Hyperparameter analysis. We plotted the change of localization performance (MaxBoxAcc [4]) of all methods by varying the value of $\tau$ in Fig. 4. Our proposed RFGA showed the best performance at a smaller $\tau$ value than that of other comparative methods. From the results, we could infer that most of the high activation values in our RFGA-based feature tensor were well aligned to the object-related region.

Visualization of attention maps. In order to get an insight into the working of our RFGA, we visualized all triple-view attention maps (i.e., $\mathbf{z}_{c}$, $\mathbf{z}_{w}$, $\mathbf{z}_{h}$) as well as the final combined attention map (i.e., $\mathbf{M}$) (top) and the input feature map $\mathbf{X}$, the element-wise product of $\mathbf{X}$ and $\mathbf{M}$ (i.e., $A(\mathbf{X})$), the resulting output feature map $\hat{\mathbf{X}}$ via a residual approach, and the difference between $\mathbf{X}$ and $\hat{\mathbf{X}}$ (bottom) in Fig. 5. We took an average of each attention vector along the channel axis and expanded the averaged vectors, $\mathbf{z}_{c}$, $\mathbf{z}_{w}$, and $\mathbf{z}_{h}$ to a matrix by repetition for a visualization. It should be noted that we normalized each matrix in a range of $[0,1]$. Contrary to the activation map of CAM that only focuses on the body of a bird, our RFGA pays additional attention to the wings, resulting in the entire object attention. In accordance with Fig. 3, we validated the effectiveness of our fine-grained calibration of features in WSOL.

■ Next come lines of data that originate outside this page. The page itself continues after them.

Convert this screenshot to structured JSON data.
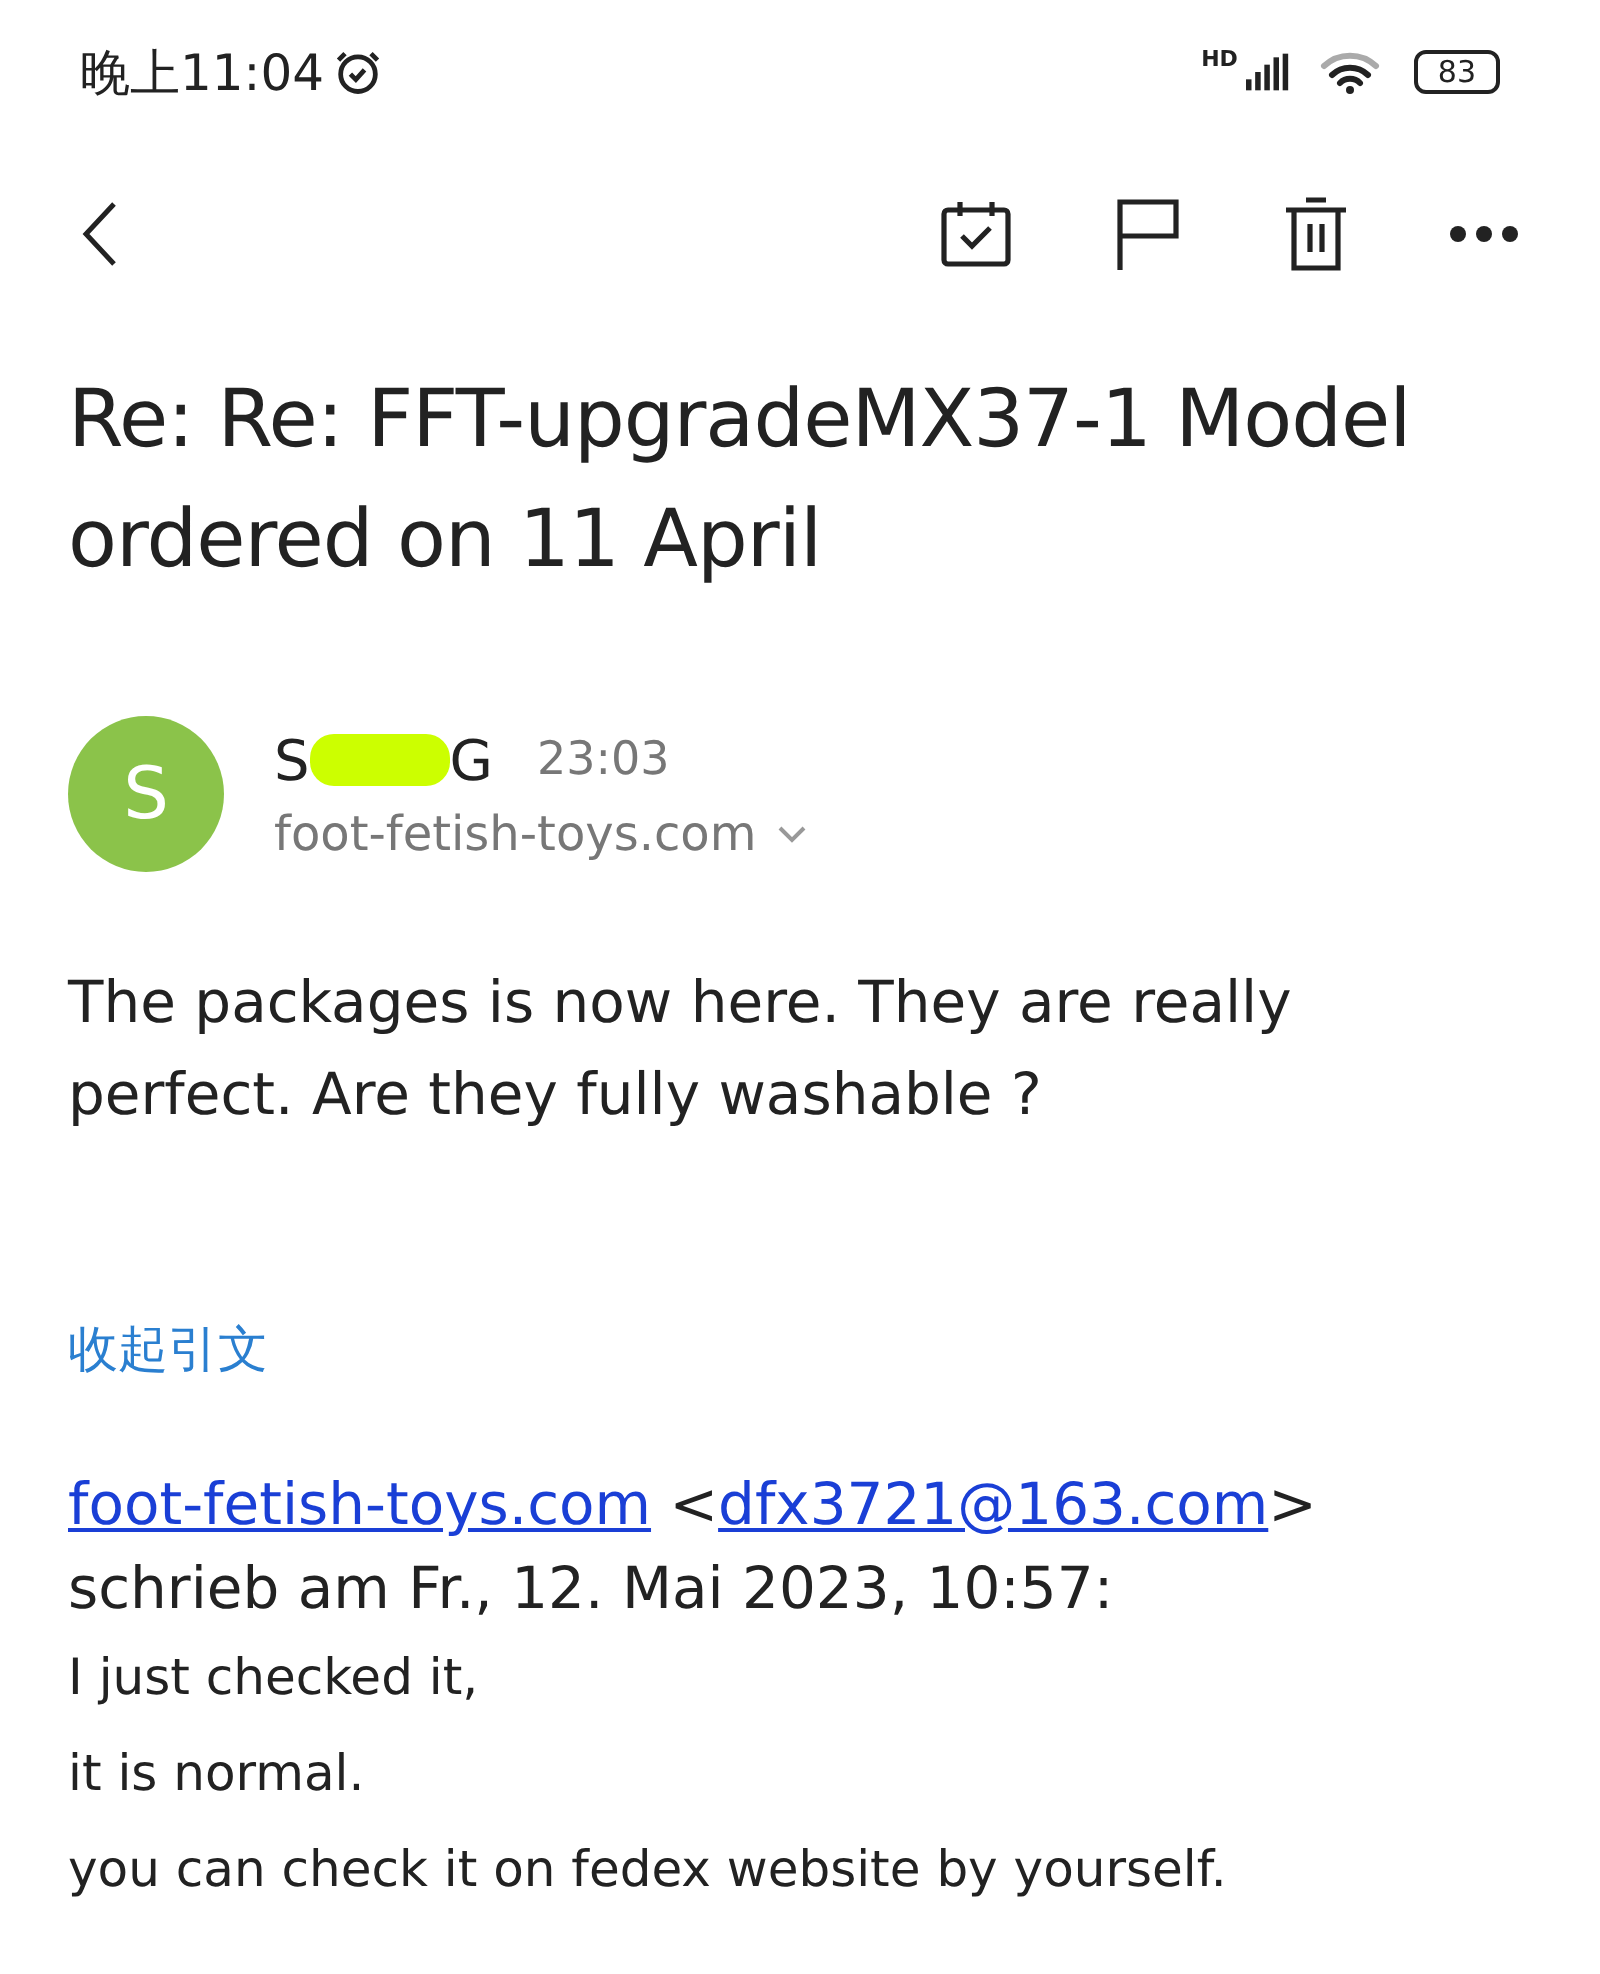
{
  "status_bar": {
    "time": "晚上11:04",
    "network": "HD",
    "battery": "83"
  },
  "subject": "Re: Re: FFT-upgradeMX37-1 Model ordered on 11 April",
  "sender": {
    "avatar": "S",
    "name_start": "S",
    "name_end": "G",
    "redacted": true,
    "time": "23:03",
    "address": "foot-fetish-toys.com"
  },
  "body": "The packages is now here. They are really perfect. Are they fully washable ?",
  "collapse_quote": "收起引文",
  "quote": {
    "link_name": "foot-fetish-toys.com",
    "open": "<",
    "email": "dfx3721@163.com",
    "close": ">",
    "date_line": "schrieb am Fr., 12. Mai 2023, 10:57:",
    "lines": [
      "I just checked it,",
      "it is normal.",
      "you can check it on fedex website by yourself."
    ]
  }
}
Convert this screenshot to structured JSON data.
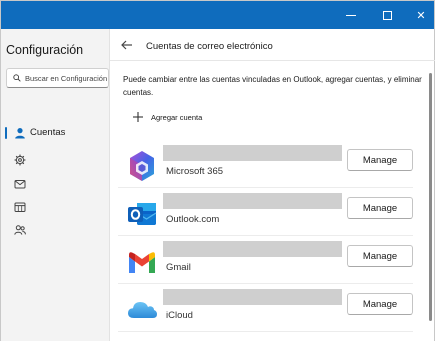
{
  "window": {
    "controls": {
      "minimize_icon": "minimize-icon",
      "maximize_icon": "maximize-icon",
      "close_label": "✕"
    }
  },
  "sidebar": {
    "title": "Configuración",
    "search_placeholder": "Buscar en Configuración",
    "items": [
      {
        "label": "Cuentas",
        "icon": "person-icon",
        "active": true
      },
      {
        "label": "",
        "icon": "gear-icon"
      },
      {
        "label": "",
        "icon": "mail-icon"
      },
      {
        "label": "",
        "icon": "calendar-icon"
      },
      {
        "label": "",
        "icon": "people-icon"
      }
    ]
  },
  "main": {
    "title": "Cuentas de correo electrónico",
    "description": "Puede cambiar entre las cuentas vinculadas en Outlook, agregar cuentas, y eliminar cuentas.",
    "add_account_label": "Agregar cuenta",
    "accounts": [
      {
        "name": "Microsoft 365",
        "manage_label": "Manage",
        "logo": "microsoft-365-logo"
      },
      {
        "name": "Outlook.com",
        "manage_label": "Manage",
        "logo": "outlook-logo"
      },
      {
        "name": "Gmail",
        "manage_label": "Manage",
        "logo": "gmail-logo"
      },
      {
        "name": "iCloud",
        "manage_label": "Manage",
        "logo": "icloud-logo"
      }
    ]
  },
  "colors": {
    "accent": "#0f6cbd",
    "titlebar": "#0f6cbd",
    "sidebar_bg": "#f3f3f3"
  }
}
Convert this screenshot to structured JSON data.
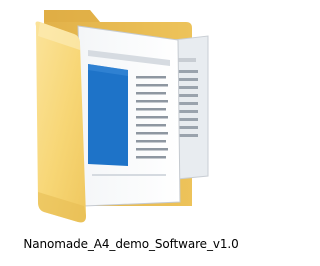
{
  "desktop": {
    "folder": {
      "name": "Nanomade_A4_demo_Software_v1.0",
      "icon": "folder-with-documents-icon",
      "colors": {
        "folder_front": "#F8D775",
        "folder_back": "#E9BC4C",
        "document_accent": "#1E73C8"
      }
    }
  }
}
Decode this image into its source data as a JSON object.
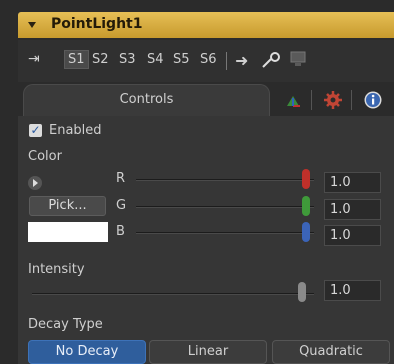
{
  "header": {
    "title": "PointLight1"
  },
  "toolbar": {
    "slots": [
      "S1",
      "S2",
      "S3",
      "S4",
      "S5",
      "S6"
    ],
    "active_slot": "S1",
    "icons": [
      "pin-icon",
      "arrow-right-icon",
      "lasso-icon",
      "monitor-icon"
    ]
  },
  "tabs": {
    "controls_label": "Controls",
    "icons": [
      "transform-tab-icon",
      "gear-tab-icon",
      "info-tab-icon"
    ]
  },
  "controls": {
    "enabled_label": "Enabled",
    "enabled": true,
    "color_label": "Color",
    "pick_label": "Pick...",
    "swatch_color": "#ffffff",
    "channels": [
      {
        "label": "R",
        "value": "1.0",
        "knob_color": "#c0302a"
      },
      {
        "label": "G",
        "value": "1.0",
        "knob_color": "#3f9a3a"
      },
      {
        "label": "B",
        "value": "1.0",
        "knob_color": "#3b64b8"
      }
    ],
    "intensity_label": "Intensity",
    "intensity_value": "1.0",
    "decay_label": "Decay Type",
    "decay_options": [
      "No Decay",
      "Linear",
      "Quadratic"
    ],
    "decay_selected": "No Decay"
  },
  "colors": {
    "title_bar": "#d9ad41",
    "selected_button": "#2f5e9c"
  }
}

Effect of triple-view attention. We assumed that our RFGA could localize an object from a variety of fine-grained information. To validate the effectiveness of the fine-grained attention, we conducted ablation studies with respect to each of the attention maps generated from different views, i.e., channel $\mathbf{z}_{c}$, vertical $\mathbf{z}_{h}$, and horizontal $\mathbf{z}_{w}$. We employed only one-view attention out of those three view when training the same architecture, and reported the results in Table 3. Our triple-view attentions method clearly outperformed all the ablation cases. Based on those results, we believe that our fine-grained attention map from the triple-view attentions is capable of calibrating features through the complementary relations inherent in the input feature tensor.

Effect of residual connection. In order to investigate residual connection effect, we compared the residual approach and the non-residual approach in Eq. (10) in terms of the localization task in Table 1 and the classification task in Table 2. We also visualized their respective attention maps in Fig. 6. The residual approach generated the attention maps that focused on both the most and the less discriminative regions of an object. Meanwhile, for the non-residual approach, their attention maps showed the opposite patterns to those of the residual-based maps. Based on the understanding of a residual operation, note that $\mathbf{X}\oplus A(\mathbf{X})$ leads the function $A(\mathbf{X})$ to learn some amount of information that the input feature tensor $\mathbf{X}$ may have missed or less emphasized. From the viewpoint of attention map generation, the role of $A(\mathbf{X})$ can be interpreted as to inhibit the regions of high activation values (as those are already well represented in $\mathbf{X}$) and to excite the less activated regions where the target task-related information is inherent. Here, the inhibition effect can be related to those of the specially-designed module in ACoL[36] and ADL[5] that erase the discriminative features.